Oil producers and oilfield services providers with major operations in the Permian Basin should fare well in 2018. This region is home to significant oil production at the lowest breakeven prices in the U.S. The midstream sector — particularly the long-suffering master limited partnerships (MLPs) — has diverged from oil prices in recent months.
That divergence can’t continue, because it has created a significant disconnect between the valuation of the midstream sector and the likely financial performance of the sector as oil prices continue to recover. Look for the undervalued midstream sector to bounce back in 2018
Commodities will be strong in 2018, reflecting China’s continued growth along with growth throughout the East and to some extent in the West as well. Gold prices will rise both because of its expected role as a currency in Eastern oil trading and because gold always does well when commodities are strong.

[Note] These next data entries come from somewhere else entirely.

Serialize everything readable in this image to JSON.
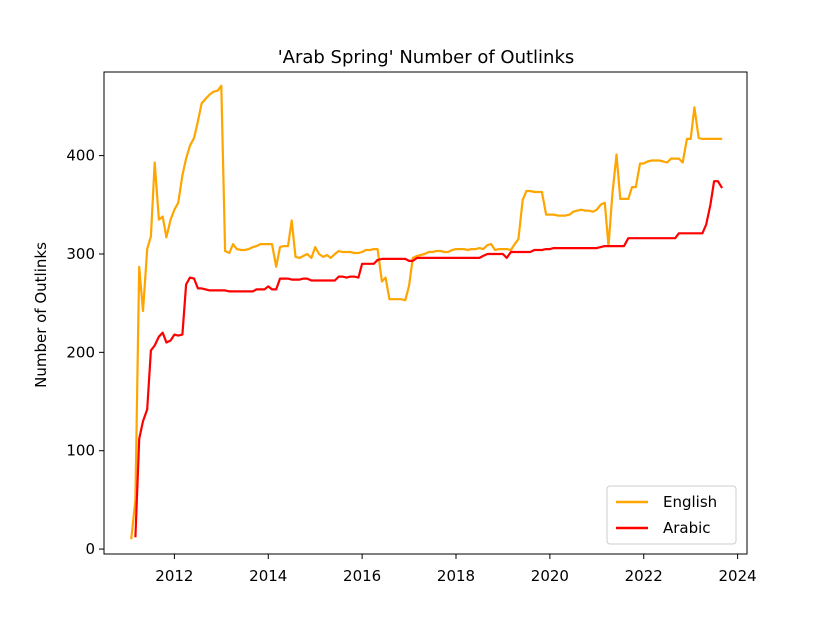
{
  "chart_data": {
    "type": "line",
    "title": "'Arab Spring' Number of Outlinks",
    "xlabel": "",
    "ylabel": "Number of Outlinks",
    "xlim": [
      2010.5,
      2024.2
    ],
    "ylim": [
      -5,
      485
    ],
    "xticks": [
      2012,
      2014,
      2016,
      2018,
      2020,
      2022,
      2024
    ],
    "yticks": [
      0,
      100,
      200,
      300,
      400
    ],
    "grid": false,
    "legend": "lower-right",
    "series": [
      {
        "name": "English",
        "color": "#FFA500",
        "points": [
          [
            2011.08,
            10
          ],
          [
            2011.17,
            50
          ],
          [
            2011.25,
            287
          ],
          [
            2011.33,
            242
          ],
          [
            2011.42,
            305
          ],
          [
            2011.5,
            318
          ],
          [
            2011.58,
            393
          ],
          [
            2011.67,
            335
          ],
          [
            2011.75,
            338
          ],
          [
            2011.83,
            317
          ],
          [
            2011.92,
            335
          ],
          [
            2012.0,
            345
          ],
          [
            2012.08,
            352
          ],
          [
            2012.17,
            380
          ],
          [
            2012.25,
            397
          ],
          [
            2012.33,
            410
          ],
          [
            2012.42,
            418
          ],
          [
            2012.5,
            435
          ],
          [
            2012.58,
            453
          ],
          [
            2012.67,
            458
          ],
          [
            2012.75,
            462
          ],
          [
            2012.83,
            465
          ],
          [
            2012.92,
            466
          ],
          [
            2013.0,
            471
          ],
          [
            2013.08,
            303
          ],
          [
            2013.17,
            301
          ],
          [
            2013.25,
            310
          ],
          [
            2013.33,
            305
          ],
          [
            2013.42,
            304
          ],
          [
            2013.5,
            304
          ],
          [
            2013.58,
            305
          ],
          [
            2013.67,
            307
          ],
          [
            2013.75,
            308
          ],
          [
            2013.83,
            310
          ],
          [
            2013.92,
            310
          ],
          [
            2014.0,
            310
          ],
          [
            2014.08,
            310
          ],
          [
            2014.17,
            287
          ],
          [
            2014.25,
            307
          ],
          [
            2014.33,
            308
          ],
          [
            2014.42,
            308
          ],
          [
            2014.5,
            334
          ],
          [
            2014.58,
            297
          ],
          [
            2014.67,
            296
          ],
          [
            2014.75,
            298
          ],
          [
            2014.83,
            300
          ],
          [
            2014.92,
            296
          ],
          [
            2015.0,
            307
          ],
          [
            2015.08,
            300
          ],
          [
            2015.17,
            297
          ],
          [
            2015.25,
            299
          ],
          [
            2015.33,
            296
          ],
          [
            2015.42,
            300
          ],
          [
            2015.5,
            303
          ],
          [
            2015.58,
            302
          ],
          [
            2015.67,
            302
          ],
          [
            2015.75,
            302
          ],
          [
            2015.83,
            301
          ],
          [
            2015.92,
            301
          ],
          [
            2016.0,
            302
          ],
          [
            2016.08,
            304
          ],
          [
            2016.17,
            304
          ],
          [
            2016.25,
            305
          ],
          [
            2016.33,
            305
          ],
          [
            2016.42,
            272
          ],
          [
            2016.5,
            276
          ],
          [
            2016.58,
            254
          ],
          [
            2016.67,
            254
          ],
          [
            2016.75,
            254
          ],
          [
            2016.83,
            254
          ],
          [
            2016.92,
            253
          ],
          [
            2017.0,
            268
          ],
          [
            2017.08,
            296
          ],
          [
            2017.17,
            298
          ],
          [
            2017.25,
            299
          ],
          [
            2017.33,
            300
          ],
          [
            2017.42,
            302
          ],
          [
            2017.5,
            302
          ],
          [
            2017.58,
            303
          ],
          [
            2017.67,
            303
          ],
          [
            2017.75,
            302
          ],
          [
            2017.83,
            302
          ],
          [
            2017.92,
            304
          ],
          [
            2018.0,
            305
          ],
          [
            2018.08,
            305
          ],
          [
            2018.17,
            305
          ],
          [
            2018.25,
            304
          ],
          [
            2018.33,
            305
          ],
          [
            2018.42,
            305
          ],
          [
            2018.5,
            306
          ],
          [
            2018.58,
            305
          ],
          [
            2018.67,
            309
          ],
          [
            2018.75,
            310
          ],
          [
            2018.83,
            304
          ],
          [
            2018.92,
            305
          ],
          [
            2019.0,
            305
          ],
          [
            2019.08,
            305
          ],
          [
            2019.17,
            304
          ],
          [
            2019.25,
            310
          ],
          [
            2019.33,
            315
          ],
          [
            2019.42,
            355
          ],
          [
            2019.5,
            364
          ],
          [
            2019.58,
            364
          ],
          [
            2019.67,
            363
          ],
          [
            2019.75,
            363
          ],
          [
            2019.83,
            363
          ],
          [
            2019.92,
            340
          ],
          [
            2020.0,
            340
          ],
          [
            2020.08,
            340
          ],
          [
            2020.17,
            339
          ],
          [
            2020.25,
            339
          ],
          [
            2020.33,
            339
          ],
          [
            2020.42,
            340
          ],
          [
            2020.5,
            343
          ],
          [
            2020.58,
            344
          ],
          [
            2020.67,
            345
          ],
          [
            2020.75,
            344
          ],
          [
            2020.83,
            344
          ],
          [
            2020.92,
            343
          ],
          [
            2021.0,
            345
          ],
          [
            2021.08,
            350
          ],
          [
            2021.17,
            352
          ],
          [
            2021.25,
            308
          ],
          [
            2021.33,
            360
          ],
          [
            2021.42,
            401
          ],
          [
            2021.5,
            356
          ],
          [
            2021.58,
            356
          ],
          [
            2021.67,
            356
          ],
          [
            2021.75,
            368
          ],
          [
            2021.83,
            368
          ],
          [
            2021.92,
            392
          ],
          [
            2022.0,
            392
          ],
          [
            2022.08,
            394
          ],
          [
            2022.17,
            395
          ],
          [
            2022.25,
            395
          ],
          [
            2022.33,
            395
          ],
          [
            2022.42,
            394
          ],
          [
            2022.5,
            393
          ],
          [
            2022.58,
            397
          ],
          [
            2022.67,
            397
          ],
          [
            2022.75,
            397
          ],
          [
            2022.83,
            393
          ],
          [
            2022.92,
            417
          ],
          [
            2023.0,
            417
          ],
          [
            2023.08,
            449
          ],
          [
            2023.17,
            418
          ],
          [
            2023.25,
            417
          ],
          [
            2023.33,
            417
          ],
          [
            2023.42,
            417
          ],
          [
            2023.5,
            417
          ],
          [
            2023.58,
            417
          ],
          [
            2023.67,
            417
          ]
        ]
      },
      {
        "name": "Arabic",
        "color": "#FF0000",
        "points": [
          [
            2011.17,
            12
          ],
          [
            2011.25,
            112
          ],
          [
            2011.33,
            130
          ],
          [
            2011.42,
            142
          ],
          [
            2011.5,
            202
          ],
          [
            2011.58,
            207
          ],
          [
            2011.67,
            216
          ],
          [
            2011.75,
            220
          ],
          [
            2011.83,
            210
          ],
          [
            2011.92,
            212
          ],
          [
            2012.0,
            218
          ],
          [
            2012.08,
            217
          ],
          [
            2012.17,
            218
          ],
          [
            2012.25,
            269
          ],
          [
            2012.33,
            276
          ],
          [
            2012.42,
            275
          ],
          [
            2012.5,
            265
          ],
          [
            2012.58,
            265
          ],
          [
            2012.67,
            264
          ],
          [
            2012.75,
            263
          ],
          [
            2012.83,
            263
          ],
          [
            2012.92,
            263
          ],
          [
            2013.0,
            263
          ],
          [
            2013.08,
            263
          ],
          [
            2013.17,
            262
          ],
          [
            2013.25,
            262
          ],
          [
            2013.33,
            262
          ],
          [
            2013.42,
            262
          ],
          [
            2013.5,
            262
          ],
          [
            2013.58,
            262
          ],
          [
            2013.67,
            262
          ],
          [
            2013.75,
            264
          ],
          [
            2013.83,
            264
          ],
          [
            2013.92,
            264
          ],
          [
            2014.0,
            267
          ],
          [
            2014.08,
            264
          ],
          [
            2014.17,
            264
          ],
          [
            2014.25,
            275
          ],
          [
            2014.33,
            275
          ],
          [
            2014.42,
            275
          ],
          [
            2014.5,
            274
          ],
          [
            2014.58,
            274
          ],
          [
            2014.67,
            274
          ],
          [
            2014.75,
            275
          ],
          [
            2014.83,
            275
          ],
          [
            2014.92,
            273
          ],
          [
            2015.0,
            273
          ],
          [
            2015.08,
            273
          ],
          [
            2015.17,
            273
          ],
          [
            2015.25,
            273
          ],
          [
            2015.33,
            273
          ],
          [
            2015.42,
            273
          ],
          [
            2015.5,
            277
          ],
          [
            2015.58,
            277
          ],
          [
            2015.67,
            276
          ],
          [
            2015.75,
            277
          ],
          [
            2015.83,
            277
          ],
          [
            2015.92,
            276
          ],
          [
            2016.0,
            290
          ],
          [
            2016.08,
            290
          ],
          [
            2016.17,
            290
          ],
          [
            2016.25,
            290
          ],
          [
            2016.33,
            294
          ],
          [
            2016.42,
            295
          ],
          [
            2016.5,
            295
          ],
          [
            2016.58,
            295
          ],
          [
            2016.67,
            295
          ],
          [
            2016.75,
            295
          ],
          [
            2016.83,
            295
          ],
          [
            2016.92,
            295
          ],
          [
            2017.0,
            293
          ],
          [
            2017.08,
            293
          ],
          [
            2017.17,
            296
          ],
          [
            2017.25,
            296
          ],
          [
            2017.33,
            296
          ],
          [
            2017.42,
            296
          ],
          [
            2017.5,
            296
          ],
          [
            2017.58,
            296
          ],
          [
            2017.67,
            296
          ],
          [
            2017.75,
            296
          ],
          [
            2017.83,
            296
          ],
          [
            2017.92,
            296
          ],
          [
            2018.0,
            296
          ],
          [
            2018.08,
            296
          ],
          [
            2018.17,
            296
          ],
          [
            2018.25,
            296
          ],
          [
            2018.33,
            296
          ],
          [
            2018.42,
            296
          ],
          [
            2018.5,
            296
          ],
          [
            2018.58,
            298
          ],
          [
            2018.67,
            300
          ],
          [
            2018.75,
            300
          ],
          [
            2018.83,
            300
          ],
          [
            2018.92,
            300
          ],
          [
            2019.0,
            300
          ],
          [
            2019.08,
            296
          ],
          [
            2019.17,
            302
          ],
          [
            2019.25,
            302
          ],
          [
            2019.33,
            302
          ],
          [
            2019.42,
            302
          ],
          [
            2019.5,
            302
          ],
          [
            2019.58,
            302
          ],
          [
            2019.67,
            304
          ],
          [
            2019.75,
            304
          ],
          [
            2019.83,
            304
          ],
          [
            2019.92,
            305
          ],
          [
            2020.0,
            305
          ],
          [
            2020.08,
            306
          ],
          [
            2020.17,
            306
          ],
          [
            2020.25,
            306
          ],
          [
            2020.33,
            306
          ],
          [
            2020.42,
            306
          ],
          [
            2020.5,
            306
          ],
          [
            2020.58,
            306
          ],
          [
            2020.67,
            306
          ],
          [
            2020.75,
            306
          ],
          [
            2020.83,
            306
          ],
          [
            2020.92,
            306
          ],
          [
            2021.0,
            306
          ],
          [
            2021.08,
            307
          ],
          [
            2021.17,
            308
          ],
          [
            2021.25,
            308
          ],
          [
            2021.33,
            308
          ],
          [
            2021.42,
            308
          ],
          [
            2021.5,
            308
          ],
          [
            2021.58,
            308
          ],
          [
            2021.67,
            316
          ],
          [
            2021.75,
            316
          ],
          [
            2021.83,
            316
          ],
          [
            2021.92,
            316
          ],
          [
            2022.0,
            316
          ],
          [
            2022.08,
            316
          ],
          [
            2022.17,
            316
          ],
          [
            2022.25,
            316
          ],
          [
            2022.33,
            316
          ],
          [
            2022.42,
            316
          ],
          [
            2022.5,
            316
          ],
          [
            2022.58,
            316
          ],
          [
            2022.67,
            316
          ],
          [
            2022.75,
            321
          ],
          [
            2022.83,
            321
          ],
          [
            2022.92,
            321
          ],
          [
            2023.0,
            321
          ],
          [
            2023.08,
            321
          ],
          [
            2023.17,
            321
          ],
          [
            2023.25,
            321
          ],
          [
            2023.33,
            330
          ],
          [
            2023.42,
            350
          ],
          [
            2023.5,
            374
          ],
          [
            2023.58,
            374
          ],
          [
            2023.67,
            367
          ]
        ]
      }
    ]
  }
}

Other companies that I think will be market standouts are technology manufacturers; in particular, semiconductor companies. China, again, is part of the reason. The megacities China is creating, encompassing huge numbers of people and businesses over large geographic areas, will create a need for interconnectedness on a scale never before imagined. They will be prime movers of the Internet of Things (IOT).
Slower sales growth of some major drugs and pricing concerns have dulled investor enthusiasm for the biotech sector. The “Big Pharma” players are generally trading at forward price-to-earnings ratios (P/Es) below that of the S&P 500. Yet fundamentally the sector looks strong. Innovation continues. The FDA has approved 42 novel drugs and biologic products in 2017, up from just 22 in 2016.
Biopharmaceutical companies are still successfully developing and bringing new products to the market even as investor attention has turned elsewhere. Looking toward 2018, Big Pharma will have key clinical data readouts, potential new FDA approvals and product launches as potential catalysts. Dozens of others in the biotech space, big and small, also have key data readouts to come in 2018. Given currently low expectations, a breakthrough or two should reawaken investor interest in the sector.
I also expect 2018 to be a year of consolidation in the drug sector as the cash-rich heavyweights seek to boost growth by taking over the smaller fishes. This should likewise help to boost investor sentiment.